- Born: October 19, 1974 (age 51) Drumheller, Alberta, Canada
- Height: 5 ft 11 in (180 cm)
- Weight: 182 lb (83 kg; 13 st 0 lb)
- Position: Centre
- Shot: Left
- Played for: ECHL Peoria Rivermen Pensacola Ice Pilots Trenton Titans Cincinnati Cyclones Baton Rouge Kingfish CHL San Antonio Iguanas BNL Fife Flyers Newcastle Vipers Solihull MK Kings Eredivisie Tilburg Trappers
- NHL draft: Undrafted
- Playing career: 1998–2006

= Jeff Trembecky =

Canadian ice hockey and inline hockey player

Jeff Trembecky (born October 19, 1974) is a Canadian former professional ice hockey and inline hockey player.

== Career ==
Trembecky attended the University of Alaska Fairbanks where he played three seasons (1995–1998) of NCAA hockey with the Alaska Nanooks, scoring 52 goals and 45 assists for 97 points, while earning 127 penalty minutes, in 114 games played.

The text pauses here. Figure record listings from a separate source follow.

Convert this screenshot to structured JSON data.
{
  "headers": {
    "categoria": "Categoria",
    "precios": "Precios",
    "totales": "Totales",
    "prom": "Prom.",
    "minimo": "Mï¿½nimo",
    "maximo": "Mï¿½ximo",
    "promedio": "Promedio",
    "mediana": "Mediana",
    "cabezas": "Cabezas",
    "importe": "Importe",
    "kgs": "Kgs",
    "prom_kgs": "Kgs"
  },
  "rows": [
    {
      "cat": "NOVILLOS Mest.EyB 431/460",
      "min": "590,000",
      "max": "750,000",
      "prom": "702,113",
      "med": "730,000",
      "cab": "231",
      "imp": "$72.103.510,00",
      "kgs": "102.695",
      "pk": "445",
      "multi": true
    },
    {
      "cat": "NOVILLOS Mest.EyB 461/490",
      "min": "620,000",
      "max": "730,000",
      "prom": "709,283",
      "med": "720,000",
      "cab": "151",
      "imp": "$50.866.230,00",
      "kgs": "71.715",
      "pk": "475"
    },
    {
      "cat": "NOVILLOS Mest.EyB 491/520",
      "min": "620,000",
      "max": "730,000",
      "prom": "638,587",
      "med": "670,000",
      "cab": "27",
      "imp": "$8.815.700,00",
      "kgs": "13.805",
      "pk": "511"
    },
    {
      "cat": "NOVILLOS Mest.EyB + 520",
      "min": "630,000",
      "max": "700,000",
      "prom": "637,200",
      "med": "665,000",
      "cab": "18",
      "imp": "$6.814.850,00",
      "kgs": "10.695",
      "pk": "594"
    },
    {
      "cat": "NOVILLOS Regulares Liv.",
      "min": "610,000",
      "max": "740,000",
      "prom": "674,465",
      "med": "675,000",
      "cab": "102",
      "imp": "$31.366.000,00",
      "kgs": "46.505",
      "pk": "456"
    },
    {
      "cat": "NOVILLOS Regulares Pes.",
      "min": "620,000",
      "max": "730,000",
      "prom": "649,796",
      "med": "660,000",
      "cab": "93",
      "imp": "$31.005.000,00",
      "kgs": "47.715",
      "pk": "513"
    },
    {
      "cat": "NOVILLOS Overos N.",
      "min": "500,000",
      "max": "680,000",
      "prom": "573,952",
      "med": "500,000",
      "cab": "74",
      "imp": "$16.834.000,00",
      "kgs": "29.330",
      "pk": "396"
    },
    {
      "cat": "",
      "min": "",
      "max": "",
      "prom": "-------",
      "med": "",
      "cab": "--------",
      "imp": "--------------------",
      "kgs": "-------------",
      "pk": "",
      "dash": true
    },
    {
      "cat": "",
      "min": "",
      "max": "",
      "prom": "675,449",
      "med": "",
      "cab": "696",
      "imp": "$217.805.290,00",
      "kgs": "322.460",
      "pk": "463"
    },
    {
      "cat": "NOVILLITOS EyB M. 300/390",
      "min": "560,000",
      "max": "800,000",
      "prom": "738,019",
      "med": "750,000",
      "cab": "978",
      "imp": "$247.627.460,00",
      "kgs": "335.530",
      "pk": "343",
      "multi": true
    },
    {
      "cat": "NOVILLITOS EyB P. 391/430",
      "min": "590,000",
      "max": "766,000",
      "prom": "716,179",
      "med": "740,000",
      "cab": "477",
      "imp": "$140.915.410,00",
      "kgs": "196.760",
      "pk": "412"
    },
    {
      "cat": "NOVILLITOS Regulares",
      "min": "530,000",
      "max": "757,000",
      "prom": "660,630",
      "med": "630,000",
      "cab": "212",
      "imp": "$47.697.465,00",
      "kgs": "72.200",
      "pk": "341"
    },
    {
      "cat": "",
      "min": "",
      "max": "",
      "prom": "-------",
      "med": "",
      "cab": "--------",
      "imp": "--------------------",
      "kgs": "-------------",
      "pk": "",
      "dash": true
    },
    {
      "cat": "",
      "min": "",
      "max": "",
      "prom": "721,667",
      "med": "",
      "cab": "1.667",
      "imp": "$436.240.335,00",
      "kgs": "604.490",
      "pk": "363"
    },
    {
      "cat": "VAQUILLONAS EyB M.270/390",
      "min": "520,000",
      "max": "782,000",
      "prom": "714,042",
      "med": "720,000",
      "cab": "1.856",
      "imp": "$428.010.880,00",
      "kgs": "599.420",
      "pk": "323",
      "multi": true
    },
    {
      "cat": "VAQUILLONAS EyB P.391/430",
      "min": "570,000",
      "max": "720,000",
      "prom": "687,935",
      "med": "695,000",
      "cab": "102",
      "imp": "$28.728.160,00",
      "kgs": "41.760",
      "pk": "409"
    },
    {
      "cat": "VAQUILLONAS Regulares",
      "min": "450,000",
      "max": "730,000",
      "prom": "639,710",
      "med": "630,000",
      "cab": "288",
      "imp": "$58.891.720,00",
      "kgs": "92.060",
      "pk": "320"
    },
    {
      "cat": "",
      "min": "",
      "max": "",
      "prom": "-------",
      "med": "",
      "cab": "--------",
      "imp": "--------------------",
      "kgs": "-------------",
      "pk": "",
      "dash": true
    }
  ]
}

Trembecky began his professional career in the ECHL, where he played the 1998–99 season with the Peoria Rivermen. He played the next season in the ECHL with both the Pensacola Ice Pilots and the Trenton Titans, before moving to the Central Hockey League for the 2000–01 season where he was a member of the San Antonio Iguanas. He returned to the ECHL for the 2001–02 to compete with both the Cincinnati Cyclones and Baton Rouge Kingfish to conclude his North American play.

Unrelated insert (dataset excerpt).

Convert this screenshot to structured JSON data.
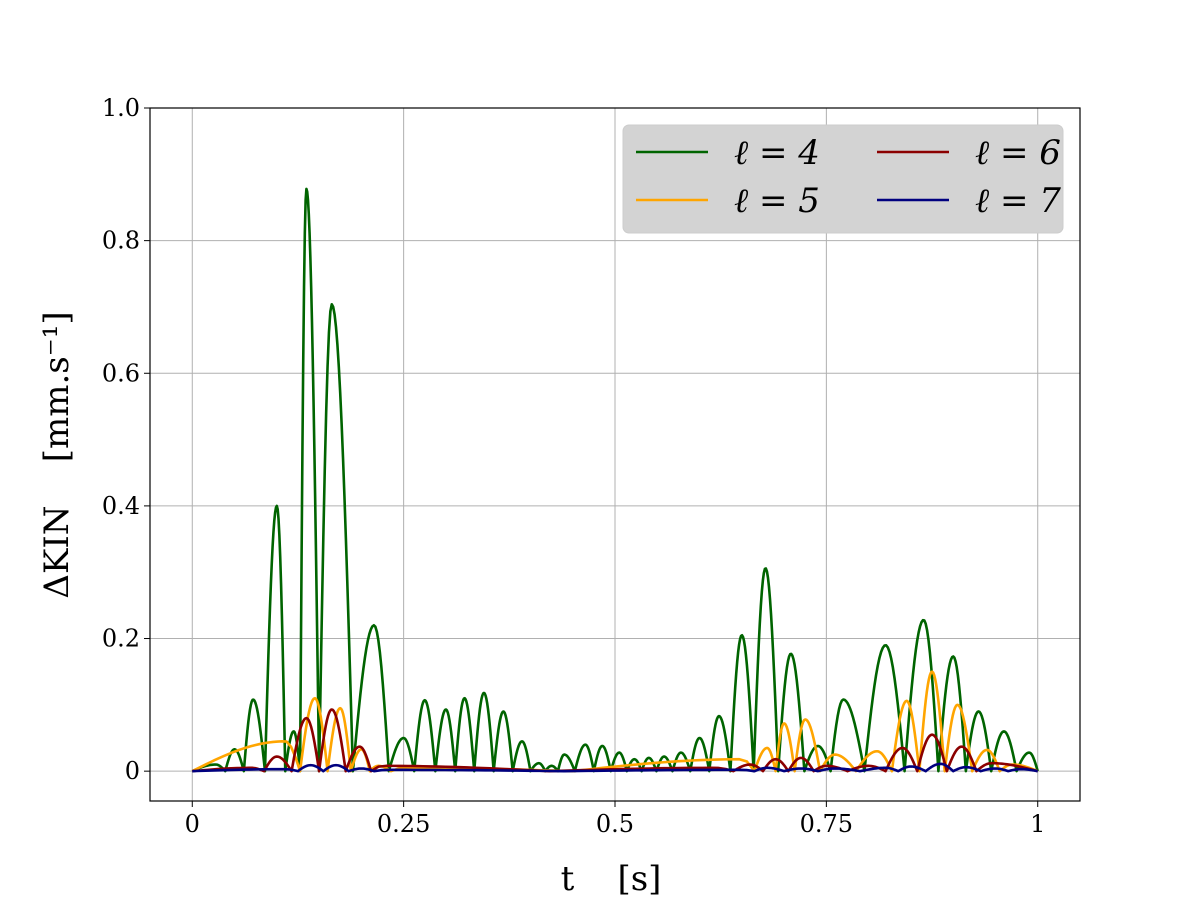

During the 2002–03 season, Trembecky played in the British National League with the Fife Flyers, Newcastle Vipers, and Milton Keynes Kings.

During the 2003–04 season, Trembecky Tilburg Trappers' top playoffs goal scorer. He stayed with the Trappers for three seasons before retiring following the 2005–06 season.

== Personal life ==
Trembecky's father, Rick, played minor league hockey in Drumheller. His uncle, Bob Trembecky, spent several seasons with the Spokane Jets and Spokane Flyers. Jeff and his wife, Tammy, have two children. His son, Teydon, is a member of the Victoria Royals. In 2022, his daughter, Renna, was invited to training camp by the Seattle Thunderbirds.